Ringfort (Rath), Ballyduhig, Co. Kerry
Co. Kerry |
Ringforts
In the townland of Ballyduhig in north County Kerry, a large circular earthwork has been mapped, photographed from the air, and then, quietly, refused to archaeologists who wished to look at it more closely.
That last detail gives it a peculiar character among the countless ringforts scattered across the Irish landscape.

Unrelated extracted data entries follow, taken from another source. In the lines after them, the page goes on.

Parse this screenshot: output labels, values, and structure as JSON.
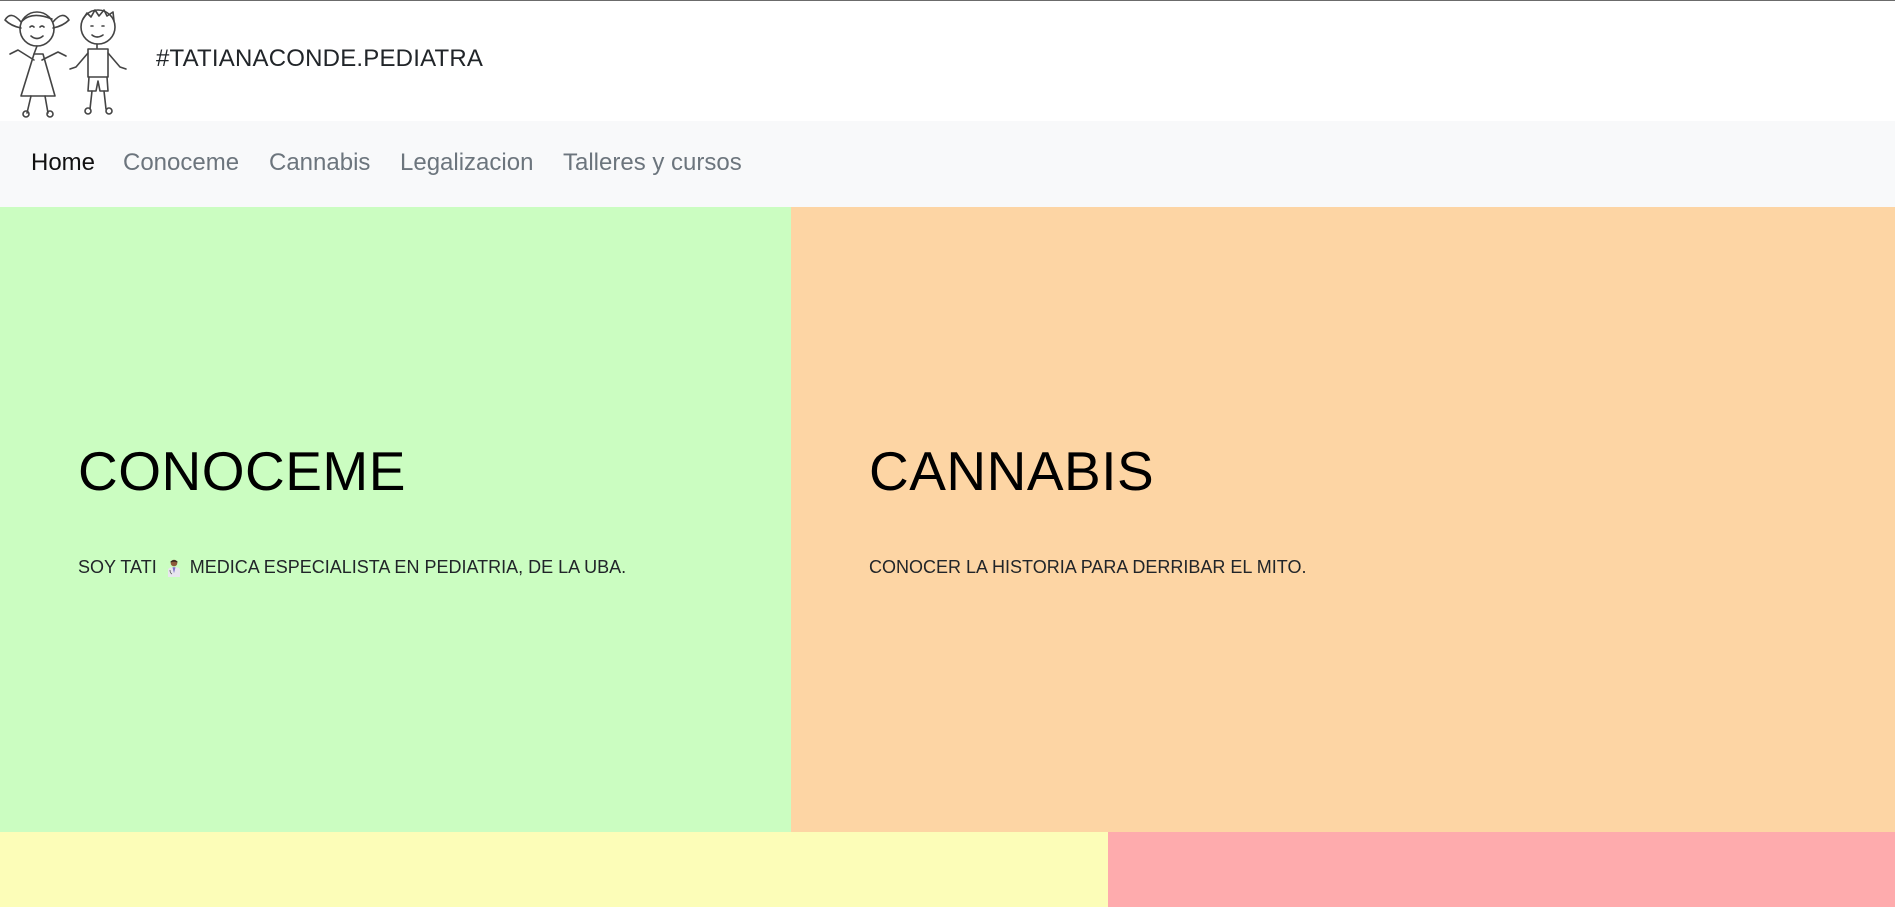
{
  "header": {
    "brand": "#TATIANACONDE.PEDIATRA",
    "logo_icon": "kids-drawing-icon"
  },
  "nav": {
    "items": [
      {
        "label": "Home",
        "active": true
      },
      {
        "label": "Conoceme",
        "active": false
      },
      {
        "label": "Cannabis",
        "active": false
      },
      {
        "label": "Legalizacion",
        "active": false
      },
      {
        "label": "Talleres y cursos",
        "active": false
      }
    ],
    "active_color": "#111111",
    "inactive_color": "#6c757d"
  },
  "sections": {
    "conoceme": {
      "title": "CONOCEME",
      "text_before": "SOY TATI",
      "icon": "doctor-emoji-icon",
      "text_after": "MEDICA ESPECIALISTA EN PEDIATRIA, DE LA UBA.",
      "color": "#cbfdc1"
    },
    "cannabis": {
      "title": "CANNABIS",
      "text": "CONOCER LA HISTORIA PARA DERRIBAR EL MITO.",
      "color": "#fdd5a4"
    },
    "bottom_left": {
      "color": "#fcfdb8"
    },
    "bottom_right": {
      "color": "#feabad"
    }
  }
}
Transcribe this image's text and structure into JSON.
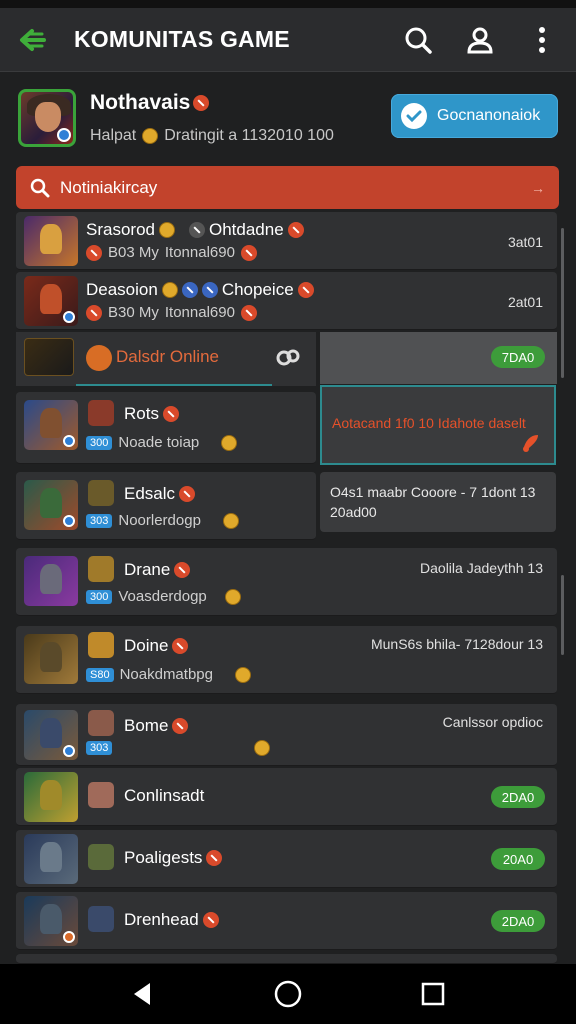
{
  "header": {
    "title": "KOMUNITAS GAME",
    "icons": [
      "back-arrow-icon",
      "search-icon",
      "user-icon",
      "more-vert-icon"
    ]
  },
  "profile": {
    "name": "Nothavais",
    "subtitle_a": "Halpat",
    "subtitle_b": "Dratingit a 1132010 100"
  },
  "connect": {
    "label": "Gocnanonaiok"
  },
  "search": {
    "placeholder": "Notiniakircay",
    "arrow": "→"
  },
  "rows": [
    {
      "name": "Srasorod",
      "name2": "Ohtdadne",
      "sub": "B03 My",
      "sub2": "Itonnal690",
      "right": "3at01"
    },
    {
      "name": "Deasoion",
      "name2": "Chopeice",
      "sub": "B30 My",
      "sub2": "Itonnal690",
      "right": "2at01"
    },
    {
      "name": "Dalsdr Online",
      "button": "7DA0"
    },
    {
      "name": "Rots",
      "sub_pill": "300",
      "sub": "Noade toiap"
    },
    {
      "name": "Edsalc",
      "sub_pill": "303",
      "sub": "Noorlerdogp"
    },
    {
      "name": "Drane",
      "sub_pill": "300",
      "sub": "Voasderdogp",
      "right": "Daolila Jadeythh 13"
    },
    {
      "name": "Doine",
      "sub_pill": "S80",
      "sub": "Noakdmatbpg",
      "right": "MunS6s bhila- 7128dour 13"
    },
    {
      "name": "Bome",
      "sub_pill": "303",
      "right": "Canlssor opdioc"
    },
    {
      "name": "Conlinsadt",
      "button": "2DA0"
    },
    {
      "name": "Poaligests",
      "button": "20A0"
    },
    {
      "name": "Drenhead",
      "button": "2DA0"
    }
  ],
  "notification": {
    "text": "Aotacand 1f0 10 Idahote daselt"
  },
  "message": {
    "line1": "O4s1 maabr Cooore - 7 1dont 13",
    "line2": "20ad00"
  },
  "colors": {
    "accent_red": "#c2432c",
    "accent_blue": "#2f96c9",
    "accent_green": "#3d9c3a",
    "teal": "#2d8b8f"
  },
  "nav": [
    "back-triangle-icon",
    "home-circle-icon",
    "recents-square-icon"
  ]
}
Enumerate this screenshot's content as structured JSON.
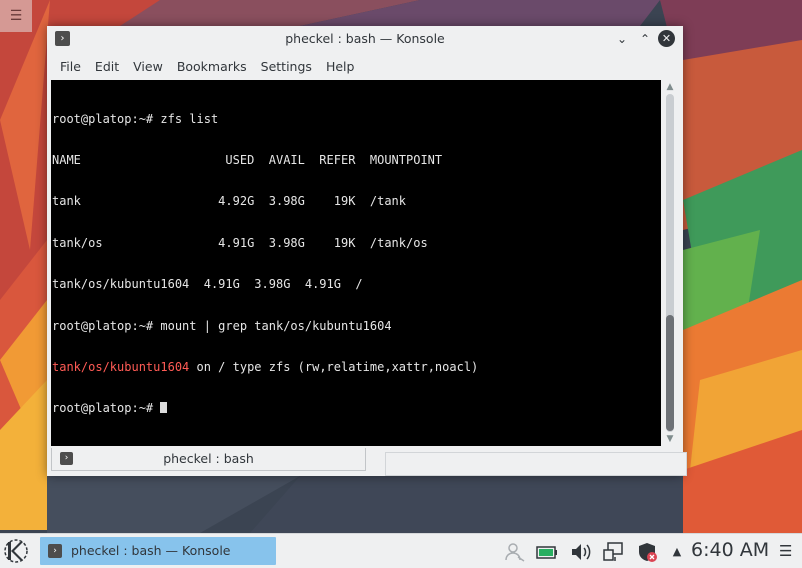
{
  "window": {
    "title": "pheckel : bash — Konsole",
    "controls": {
      "minimize": "⌄",
      "maximize": "⌃",
      "close": "✕"
    }
  },
  "menubar": [
    "File",
    "Edit",
    "View",
    "Bookmarks",
    "Settings",
    "Help"
  ],
  "terminal": {
    "lines": [
      "root@platop:~# zfs list",
      "NAME                    USED  AVAIL  REFER  MOUNTPOINT",
      "tank                   4.92G  3.98G    19K  /tank",
      "tank/os                4.91G  3.98G    19K  /tank/os",
      "tank/os/kubuntu1604  4.91G  3.98G  4.91G  /",
      "root@platop:~# mount | grep tank/os/kubuntu1604"
    ],
    "mount_result": {
      "dataset": "tank/os/kubuntu1604",
      "rest": " on / type zfs (rw,relatime,xattr,noacl)"
    },
    "prompt": "root@platop:~# "
  },
  "tab": {
    "label": "pheckel : bash"
  },
  "taskbar": {
    "task_label": "pheckel : bash — Konsole",
    "clock": "6:40 AM"
  },
  "icons": [
    "desktop-menu-icon",
    "konsole-icon",
    "kde-launcher-icon",
    "user-icon",
    "battery-icon",
    "volume-icon",
    "network-icon",
    "firewall-icon",
    "expand-tray-icon",
    "hamburger-icon"
  ],
  "colors": {
    "accent": "#87c3ec",
    "terminal_bg": "#000000",
    "highlight_text": "#ff5b55"
  }
}
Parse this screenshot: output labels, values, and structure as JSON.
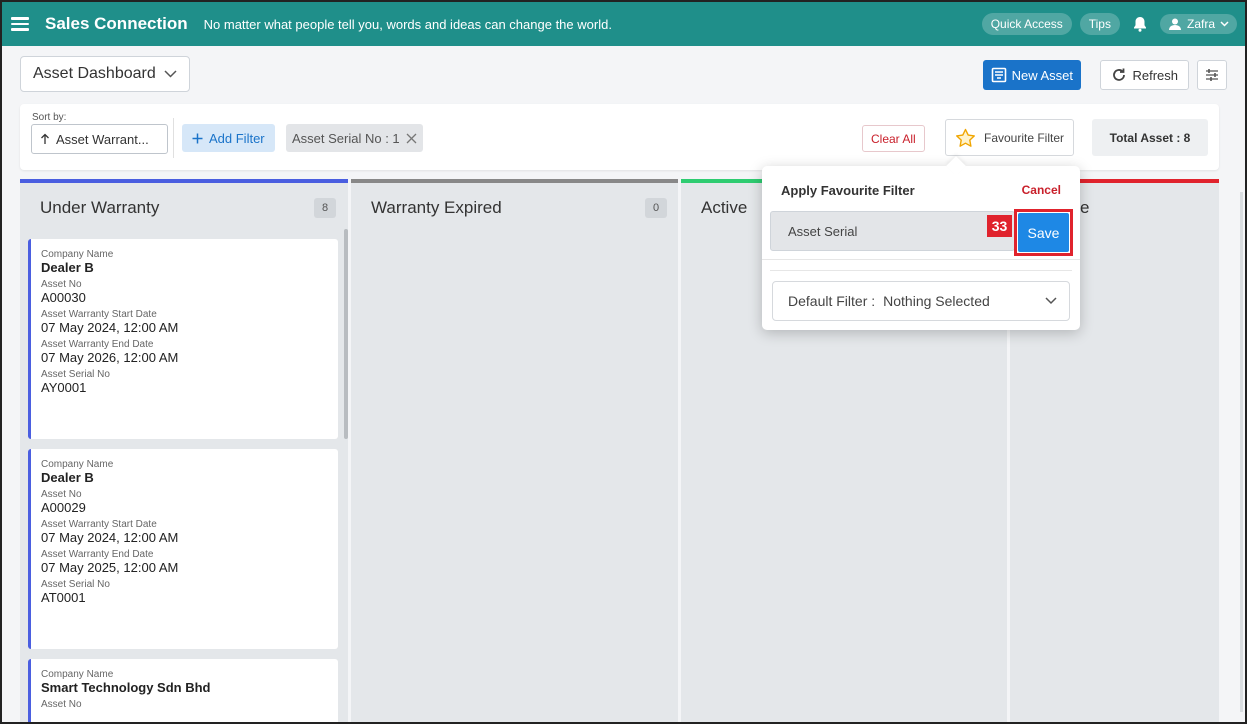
{
  "app": {
    "brand": "Sales Connection",
    "tagline": "No matter what people tell you, words and ideas can change the world.",
    "quick_access": "Quick Access",
    "tips": "Tips",
    "user": "Zafra"
  },
  "header": {
    "dashboard_select": "Asset Dashboard",
    "new_asset": "New Asset",
    "refresh": "Refresh"
  },
  "filters": {
    "sort_label": "Sort by:",
    "sort_value": "Asset Warrant...",
    "add_filter": "Add Filter",
    "chip": "Asset Serial No : 1",
    "clear_all": "Clear All",
    "favourite_filter": "Favourite Filter",
    "total_asset": "Total Asset : 8"
  },
  "columns": [
    {
      "title": "Under Warranty",
      "count": "8",
      "color": "#4a5ee0"
    },
    {
      "title": "Warranty Expired",
      "count": "0",
      "color": "#888888"
    },
    {
      "title": "Active",
      "count": "",
      "color": "#2ecc71"
    },
    {
      "title": "e",
      "count": "",
      "color": "#e0232d"
    }
  ],
  "cards": [
    {
      "company_label": "Company Name",
      "company": "Dealer B",
      "asset_no_label": "Asset No",
      "asset_no": "A00030",
      "start_label": "Asset Warranty Start Date",
      "start": "07 May 2024, 12:00 AM",
      "end_label": "Asset Warranty End Date",
      "end": "07 May 2026, 12:00 AM",
      "serial_label": "Asset Serial No",
      "serial": "AY0001"
    },
    {
      "company_label": "Company Name",
      "company": "Dealer B",
      "asset_no_label": "Asset No",
      "asset_no": "A00029",
      "start_label": "Asset Warranty Start Date",
      "start": "07 May 2024, 12:00 AM",
      "end_label": "Asset Warranty End Date",
      "end": "07 May 2025, 12:00 AM",
      "serial_label": "Asset Serial No",
      "serial": "AT0001"
    },
    {
      "company_label": "Company Name",
      "company": "Smart Technology Sdn Bhd",
      "asset_no_label": "Asset No"
    }
  ],
  "popup": {
    "title": "Apply Favourite Filter",
    "cancel": "Cancel",
    "input_value": "Asset Serial",
    "step_badge": "33",
    "save": "Save",
    "default_filter_label": "Default Filter :",
    "default_filter_value": "Nothing Selected"
  }
}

A rath is a roughly circular enclosure, typically defined by an earthen bank and external ditch, built during the early medieval period as a farmstead and place of security. The Ballyduhig example appears on Ordnance Survey maps from 1841 to 1842 and again on the revised edition of 1914 to 1915, suggesting its outline was legible above ground across at least two surveying generations. By 1974, when the Geological Survey of Ireland was conducting aerial photography, the feature showed up as a possible crop mark, the kind of faint discolouration in growing vegetation that betrays buried or partially levelled features beneath. The qualification "possible" is telling: without a ground inspection, certainty was out of reach. When surveyors working on the North Kerry Archaeological Survey, published in 1995 by C. Toal, attempted to visit the site, permission to enter the land was refused. The ringfort has therefore never been formally assessed, and what lies within or beneath the enclosure remains unrecorded.